DYNAMIS!
A publication of St. George Orthodox Christian Cathedral
Wichita, KS


The Sunday of the Pharisee and the Publican      Tone 1      Fast Free Week       Jan. 28, 2007

Kellia for a Hieromartyr: Sirach 51:1-12 LXX

Epistle: 2 Timothy 3:10-15                                                                    Gospel: St. Luke 18:10-14

 

A Martyr’s Prayer: Sirach 51:1-12 LXX, especially vss. 11, 12: I will praise Thy Name continually, and will sing praise with thanksgiving; and so my prayer was heard: for Thou savedst me from destruction, and deliveredst me from the evil time.  This prayer may seem strange on the lips of God’s holy martyrs.  Still, more than likely, it would have seemed most natural to the God-bearer and Hieromartyr, Ignatios of Antioch.  When Ignatios knew he was being led to death in the arena at Rome, he solemnly begged the churches all along his route, from Asia through Thrace and Epiros to Rome and to his martyrdom, “not to be an ‘inopportune favor’ to me.  Let me be food for the wild beasts, through which I can attain to God....Then I shall be truly a disciple of Jesus Christ, when the world will not see my body at all.”

Do you see the application?  For a true disciple of Christ, like St. Ignatios, “...near the sword is near God, with the beasts is with God,” for there is a certain kind of death that is far worse than the biological end of the body.  Fr. Alexander Schmemann explains this Christian vision: “death is above all a ‘spiritual reality,’ of which one can partake while being alive, from which one can be free while lying in the grave.  Death here is man’s ‘separation from Life,’ that is, from God Who is the only Giver of life, Who Himself is Life.”

Even a cursory examination of this passage immediately shows that these verses are a prayer of thanksgiving to God for deliverance.  The author of the prayer, Jesus ben Sirach, was a well-schooled, professional teacher of the Old Testament law.  He penned this prayer, sometime before 132 BC. The prayer reflects his gratitude for some unnamed physical salvation.  Listen to his words: God “preserved my body from destruction” (vs. 2).

Nevertheless, the prayer itself, when read from the evangelical viewpoint, provides an instructive model for equipping the Faithful to witness fearlessly in the face of all sort of afflictions - even torture and physical death.  Consider: when the Faithful are caught in circumstances which demand that they renounce their deepest convictions and the Life in Christ, they are faced with true spiritual death, for they confront the possibility of separation from “Christ Who is our life” (Col. 3:4).  If at such a time they lift up supplication from the earth, and pray for deliverance (Sir. 51:9), God does not forsake them in that day of affliction (vs. 10).  Rather, they are delivered “in the greatness of [God’s] mercy and of [His] Name” (vs. 3).
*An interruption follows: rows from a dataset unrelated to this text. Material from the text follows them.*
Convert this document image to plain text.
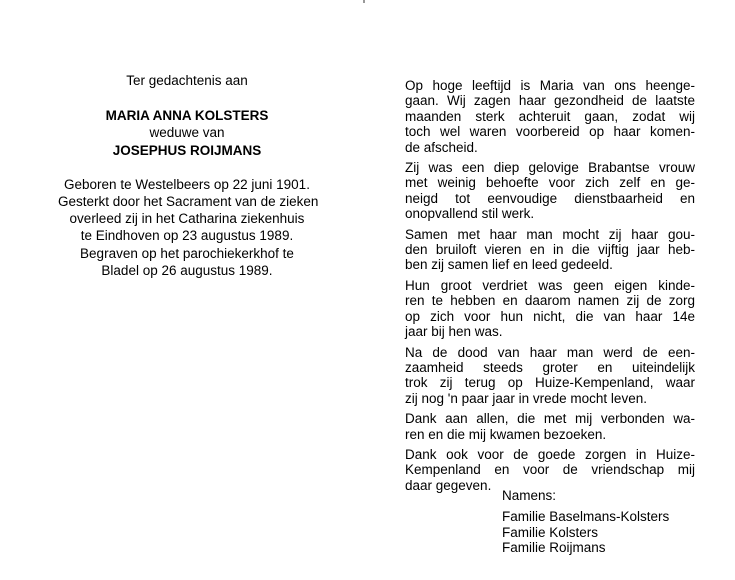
Ter gedachtenis aan
MARIA ANNA KOLSTERS
weduwe van
JOSEPHUS ROIJMANS
Geboren te Westelbeers op 22 juni 1901.
Gesterkt door het Sacrament van de zieken
overleed zij in het Catharina ziekenhuis
te Eindhoven op 23 augustus 1989.
Begraven op het parochiekerkhof te
Bladel op 26 augustus 1989.

Op hoge leeftijd is Maria van ons heenge-
gaan. Wij zagen haar gezondheid de laatste
maanden sterk achteruit gaan, zodat wij
toch wel waren voorbereid op haar komen-
de afscheid.

Zij was een diep gelovige Brabantse vrouw
met weinig behoefte voor zich zelf en ge-
neigd tot eenvoudige dienstbaarheid en
onopvallend stil werk.

Samen met haar man mocht zij haar gou-
den bruiloft vieren en in die vijftig jaar heb-
ben zij samen lief en leed gedeeld.

Hun groot verdriet was geen eigen kinde-
ren te hebben en daarom namen zij de zorg
op zich voor hun nicht, die van haar 14e
jaar bij hen was.

Na de dood van haar man werd de een-
zaamheid steeds groter en uiteindelijk
trok zij terug op Huize-Kempenland, waar
zij nog 'n paar jaar in vrede mocht leven.

Dank aan allen, die met mij verbonden wa-
ren en die mij kwamen bezoeken.

Dank ook voor de goede zorgen in Huize-
Kempenland en voor de vriendschap mij
daar gegeven.

Namens:
Familie Baselmans-Kolsters
Familie Kolsters
Familie Roijmans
Notice that the prayer shows us in detail how God acts to save us from all sorts of spiritual death.  Sirach speaks of “the snare of a slanderous tongue” (vs.2).  Those who would draw us from the truth of Christ often slander us and God, thinking of Him as a figment of our imagination, some psychological device to help under stress.  The prayer mentions “devouring teeth” (vs. 3), that is, confrontation with anger.  There is always a temptation to return hate for hate, anger for anger, bitterness for bitterness - but such is death, Beloved of Christ!

To what, then, does the prayer direct us?  It directs us to our true strength under duress: “Then I remembered Thy mercy, O Lord” (vs. 8).  Then lifted I up my supplication from the earth and prayed for deliverance from death” (vs. 9).  It is life to cry out to Life Himself: “Lord Jesus Christ, Son of God, have mercy upon me a sinner!”  He both turns us from those invitations of the world to die to the truth in us, and, at the same time, He fills us with life: “for Thou savedst me from destruction, and deliveredst me from the evil time: therefore will I give thanks and praise Thee, and bless Thy Name, O Lord” (vs. 12).

O Lord save Thy people and bless Thine inheritance, granting to Thy People victory over all their enemies, and by the power of Thy Cross, preserving Thy Kingdom.